We hypothesized that circulating miRNA reflects injury severity and cell type specificity in a severity-dependent manner.
20 serum samples of 13 dogs with SCI with various severity from a hospital population and 7 healthy control dogs.
Retrospective study. The miRNA was isolated and used for library preparation. Libraries were pooled and sequenced using NovaSeq SP-PE50 to generate 10 million sequences. Post-sequence pipeline was generated. Sample-to-sample distance map and principal component analysis (PCA) from each severity group were performed. Volcano plot analyses were performed to identify differentially expressed (DE) miRNAs. In silico analysis further categorized DE miRNAs by their potential cell type sources by cross-referencing with miRNA database obtained from rodent motor neurons (MN), astrocytes (ASC), and microglia (MG).
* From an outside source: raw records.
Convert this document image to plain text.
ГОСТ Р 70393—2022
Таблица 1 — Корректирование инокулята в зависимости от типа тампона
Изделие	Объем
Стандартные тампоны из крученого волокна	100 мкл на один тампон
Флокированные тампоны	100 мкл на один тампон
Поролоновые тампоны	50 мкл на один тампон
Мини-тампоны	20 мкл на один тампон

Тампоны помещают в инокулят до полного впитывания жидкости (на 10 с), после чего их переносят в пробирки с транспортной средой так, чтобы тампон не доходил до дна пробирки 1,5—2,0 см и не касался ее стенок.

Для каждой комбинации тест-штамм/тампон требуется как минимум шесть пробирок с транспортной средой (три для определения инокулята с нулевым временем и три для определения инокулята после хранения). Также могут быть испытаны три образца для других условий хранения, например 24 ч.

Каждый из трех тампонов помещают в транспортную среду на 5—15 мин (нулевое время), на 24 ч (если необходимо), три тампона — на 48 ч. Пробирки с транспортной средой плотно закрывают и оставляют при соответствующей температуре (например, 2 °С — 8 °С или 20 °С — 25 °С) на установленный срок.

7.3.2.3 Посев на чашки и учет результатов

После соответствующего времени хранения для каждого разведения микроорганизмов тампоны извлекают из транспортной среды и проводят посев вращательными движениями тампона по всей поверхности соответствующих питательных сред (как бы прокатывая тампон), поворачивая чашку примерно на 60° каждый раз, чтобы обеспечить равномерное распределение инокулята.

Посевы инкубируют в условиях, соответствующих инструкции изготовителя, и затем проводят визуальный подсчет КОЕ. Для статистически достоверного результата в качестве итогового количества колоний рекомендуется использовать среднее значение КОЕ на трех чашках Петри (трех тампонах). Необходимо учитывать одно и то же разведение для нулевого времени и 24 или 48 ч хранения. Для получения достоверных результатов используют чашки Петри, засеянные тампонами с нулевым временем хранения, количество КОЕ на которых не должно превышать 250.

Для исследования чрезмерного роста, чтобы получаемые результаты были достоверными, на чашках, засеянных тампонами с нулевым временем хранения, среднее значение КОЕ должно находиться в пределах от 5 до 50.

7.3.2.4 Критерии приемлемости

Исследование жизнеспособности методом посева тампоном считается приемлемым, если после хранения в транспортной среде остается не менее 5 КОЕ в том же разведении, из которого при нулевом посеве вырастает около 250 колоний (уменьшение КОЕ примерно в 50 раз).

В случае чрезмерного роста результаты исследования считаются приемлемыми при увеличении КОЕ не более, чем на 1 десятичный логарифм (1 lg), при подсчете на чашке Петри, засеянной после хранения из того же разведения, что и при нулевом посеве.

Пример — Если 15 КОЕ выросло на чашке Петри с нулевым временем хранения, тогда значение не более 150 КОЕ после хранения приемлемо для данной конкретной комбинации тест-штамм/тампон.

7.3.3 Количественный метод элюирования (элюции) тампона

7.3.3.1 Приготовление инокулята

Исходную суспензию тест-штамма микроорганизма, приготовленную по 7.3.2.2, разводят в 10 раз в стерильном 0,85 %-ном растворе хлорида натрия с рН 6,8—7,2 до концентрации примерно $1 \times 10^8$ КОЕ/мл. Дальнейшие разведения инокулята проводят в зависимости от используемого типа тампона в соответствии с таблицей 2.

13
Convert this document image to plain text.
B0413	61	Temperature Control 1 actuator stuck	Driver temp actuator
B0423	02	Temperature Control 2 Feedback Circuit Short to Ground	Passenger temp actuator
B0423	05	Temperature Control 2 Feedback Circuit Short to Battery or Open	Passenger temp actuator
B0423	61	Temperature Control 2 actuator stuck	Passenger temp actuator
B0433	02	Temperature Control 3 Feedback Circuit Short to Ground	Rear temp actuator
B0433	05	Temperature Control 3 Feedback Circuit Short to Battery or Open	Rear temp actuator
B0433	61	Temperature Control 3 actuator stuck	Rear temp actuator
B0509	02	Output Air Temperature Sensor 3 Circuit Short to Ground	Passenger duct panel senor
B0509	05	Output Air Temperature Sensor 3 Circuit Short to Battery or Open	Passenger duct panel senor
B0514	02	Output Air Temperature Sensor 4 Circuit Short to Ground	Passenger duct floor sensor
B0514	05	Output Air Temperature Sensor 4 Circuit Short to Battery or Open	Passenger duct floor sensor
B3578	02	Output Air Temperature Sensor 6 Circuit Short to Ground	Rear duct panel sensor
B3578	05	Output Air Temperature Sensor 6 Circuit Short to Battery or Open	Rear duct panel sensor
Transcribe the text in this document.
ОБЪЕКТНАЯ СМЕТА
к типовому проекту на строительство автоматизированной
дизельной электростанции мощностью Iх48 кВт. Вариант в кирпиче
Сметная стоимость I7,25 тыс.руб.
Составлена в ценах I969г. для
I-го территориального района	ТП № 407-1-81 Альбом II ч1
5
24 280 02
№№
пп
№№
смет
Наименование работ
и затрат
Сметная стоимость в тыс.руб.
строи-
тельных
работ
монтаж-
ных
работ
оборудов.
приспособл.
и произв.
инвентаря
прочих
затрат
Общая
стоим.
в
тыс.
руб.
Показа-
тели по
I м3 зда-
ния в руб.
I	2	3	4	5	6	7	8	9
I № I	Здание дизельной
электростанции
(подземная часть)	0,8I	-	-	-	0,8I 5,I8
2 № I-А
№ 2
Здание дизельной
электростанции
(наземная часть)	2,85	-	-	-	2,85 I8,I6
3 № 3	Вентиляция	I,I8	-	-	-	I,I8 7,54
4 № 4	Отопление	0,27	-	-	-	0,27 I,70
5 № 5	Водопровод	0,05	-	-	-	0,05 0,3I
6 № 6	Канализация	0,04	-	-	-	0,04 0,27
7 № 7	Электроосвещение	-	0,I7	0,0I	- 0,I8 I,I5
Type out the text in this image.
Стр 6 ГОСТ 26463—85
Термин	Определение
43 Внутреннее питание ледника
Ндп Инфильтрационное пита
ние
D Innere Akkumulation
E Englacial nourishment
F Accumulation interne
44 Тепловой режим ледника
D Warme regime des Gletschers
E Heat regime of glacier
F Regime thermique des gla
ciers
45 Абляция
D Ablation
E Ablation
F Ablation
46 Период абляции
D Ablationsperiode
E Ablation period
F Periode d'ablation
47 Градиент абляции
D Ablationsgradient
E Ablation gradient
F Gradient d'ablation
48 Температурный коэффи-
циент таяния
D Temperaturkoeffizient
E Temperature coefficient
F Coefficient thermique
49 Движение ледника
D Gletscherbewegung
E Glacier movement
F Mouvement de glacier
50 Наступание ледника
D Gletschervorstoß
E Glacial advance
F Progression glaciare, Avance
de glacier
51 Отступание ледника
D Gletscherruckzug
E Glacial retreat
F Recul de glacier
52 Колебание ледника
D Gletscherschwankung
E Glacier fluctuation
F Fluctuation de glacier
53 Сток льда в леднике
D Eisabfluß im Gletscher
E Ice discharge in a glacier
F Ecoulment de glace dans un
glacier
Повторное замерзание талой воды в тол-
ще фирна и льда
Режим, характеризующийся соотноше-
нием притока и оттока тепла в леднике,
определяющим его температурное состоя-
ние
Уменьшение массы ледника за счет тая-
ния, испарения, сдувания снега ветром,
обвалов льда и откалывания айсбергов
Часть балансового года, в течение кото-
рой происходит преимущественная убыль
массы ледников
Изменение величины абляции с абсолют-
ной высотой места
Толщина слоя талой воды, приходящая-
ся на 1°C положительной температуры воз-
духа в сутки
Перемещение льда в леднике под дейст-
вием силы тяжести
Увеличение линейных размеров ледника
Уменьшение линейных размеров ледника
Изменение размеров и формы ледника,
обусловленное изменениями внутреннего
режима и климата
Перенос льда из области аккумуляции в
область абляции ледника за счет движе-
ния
PCA demonstrated severity-dependent grouping of miRNA profiles. We identified 94 (mild), 134 (moderate), and 141 (severe) DE miRNAs including 48 (severe), 32 (moderate), and 15 (mild) unique to each severity. In the severe group, we identified 35 down-regulated and 13 up-regulated unique miRNAs that originated from ASC (32 miRNAs), MG (7 miRNAs), and MN (12 miRNAs).
Combined results indicate that circulating miRNAs are promising biomarkers to evaluate SCI injury severities. Further studies elucidating the role of cell type-specific miRNA biomarkers and their correlation with the long-term functional outcome will provide valuable knowledge to develop novel therapeutic approaches in the SCI.